What's the main difference among the simulation methods anyway? Is it the algorithm for solving the equations? the method of integration? and does 'integration' here refer to the calculus term?
>this question is tricky. ODE simulates to 1st order accuracy, which
>is a quantifiable way of measuring how "good" it is. but really we
>should be measuring how close ODE will let you come to modeling a
>real-world system ... e.g. 10th order accuracy to an ideal system
>is no good if that ideal system doesn't work at all like the
>corresponding real world system.
>
Yes, I get what you're saying. The math part (i.e. solving equations) is really just a part of it. Knowing what equations to solve, or how to model the system, is important, too.

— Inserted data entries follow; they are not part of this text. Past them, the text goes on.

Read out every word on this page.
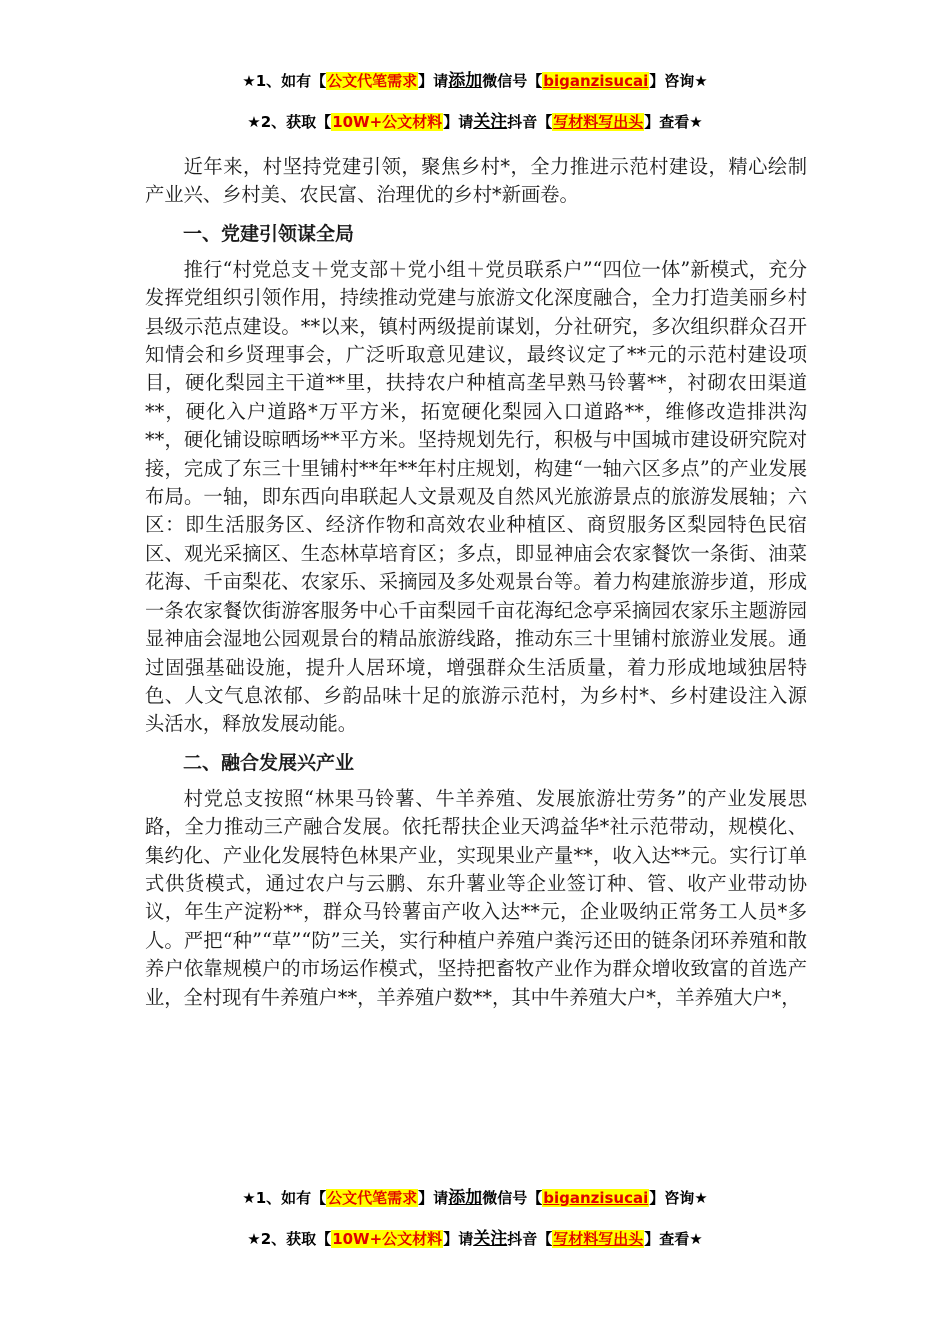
★1、如有【公文代笔需求】请添加微信号【biganzisucai】咨询★
★2、获取【10W+公文材料】请关注抖音【写材料写出头】查看★

近年来，村坚持党建引领，聚焦乡村*，全力推进示范村建设，精心绘制产业兴、乡村美、农民富、治理优的乡村*新画卷。

一、党建引领谋全局

推行“村党总支＋党支部＋党小组＋党员联系户”“四位一体”新模式，充分发挥党组织引领作用，持续推动党建与旅游文化深度融合，全力打造美丽乡村县级示范点建设。**以来，镇村两级提前谋划，分社研究，多次组织群众召开知情会和乡贤理事会，广泛听取意见建议，最终议定了**元的示范村建设项目，硬化梨园主干道**里，扶持农户种植高垄早熟马铃薯**，衬砌农田渠道**，硬化入户道路*万平方米，拓宽硬化梨园入口道路**，维修改造排洪沟**，硬化铺设晾晒场**平方米。坚持规划先行，积极与中国城市建设研究院对接，完成了东三十里铺村**年**年村庄规划，构建“一轴六区多点”的产业发展布局。一轴，即东西向串联起人文景观及自然风光旅游景点的旅游发展轴；六区：即生活服务区、经济作物和高效农业种植区、商贸服务区梨园特色民宿区、观光采摘区、生态林草培育区；多点，即显神庙会农家餐饮一条街、油菜花海、千亩梨花、农家乐、采摘园及多处观景台等。着力构建旅游步道，形成一条农家餐饮街游客服务中心千亩梨园千亩花海纪念亭采摘园农家乐主题游园显神庙会湿地公园观景台的精品旅游线路，推动东三十里铺村旅游业发展。通过固强基础设施，提升人居环境，增强群众生活质量，着力形成地域独居特色、人文气息浓郁、乡韵品味十足的旅游示范村，为乡村*、乡村建设注入源头活水，释放发展动能。

二、融合发展兴产业

村党总支按照“林果马铃薯、牛羊养殖、发展旅游壮劳务”的产业发展思路，全力推动三产融合发展。依托帮扶企业天鸿益华*社示范带动，规模化、集约化、产业化发展特色林果产业，实现果业产量**，收入达**元。实行订单式供货模式，通过农户与云鹏、东升薯业等企业签订种、管、收产业带动协议，年生产淀粉**，群众马铃薯亩产收入达**元，企业吸纳正常务工人员*多人。严把“种”“草”“防”三关，实行种植户养殖户粪污还田的链条闭环养殖和散养户依靠规模户的市场运作模式，坚持把畜牧产业作为群众增收致富的首选产业，全村现有牛养殖户**，羊养殖户数**，其中牛养殖大户*，羊养殖大户*，

★1、如有【公文代笔需求】请添加微信号【biganzisucai】咨询★
★2、获取【10W+公文材料】请关注抖音【写材料写出头】查看★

>wave your hands a lot and use big words. that's what i do.
>
hehe.. I needn't have bothered. The only question they asked after the presentation was, "What was the division of labor again?" I think the physics really impressed them. And that's just wheeled mobots. They should see your walking biped, or Nate's Juice models. :)
>first you have to define what you mean by "correct". this is not
>necessarily very easy. if you mean "behaves as close as possible to
>the corresponding real system", do you mean:
>
> 1. the state space trajectories of the real and simulated systems
> match as closely as possible. but what if the systems are chaotic?
> 2. the same qualitative behaviors (behavior modes) are observed in
> both systems. but then defining "sameness" is tricky here too.
>
uhmmm, I don't understand the technical terms. I did study state space modelling for control systems (i.e. x-dot = Ax + Bu, y = Cx + Du), but I don't know if it's similar to what you wrote in #1.
Anyway, our project's finally finished. You can program a wheeled mobot to respond to sensor readings. You choose between a car-drive or differential-drive chassis, then you attach bump, IR or sonar sensors, then you program the mobot's behaviors in a text file. You can also create maps -- boxes, spheres, capped cylinders, and ramps, either 'bodies' (objects with mass) or 'geoms' (immovable). I'll release the source maybe next week, after we've finished the docu.
And it all wouldn't have been possible without ODE. Thanks a lot, Russ!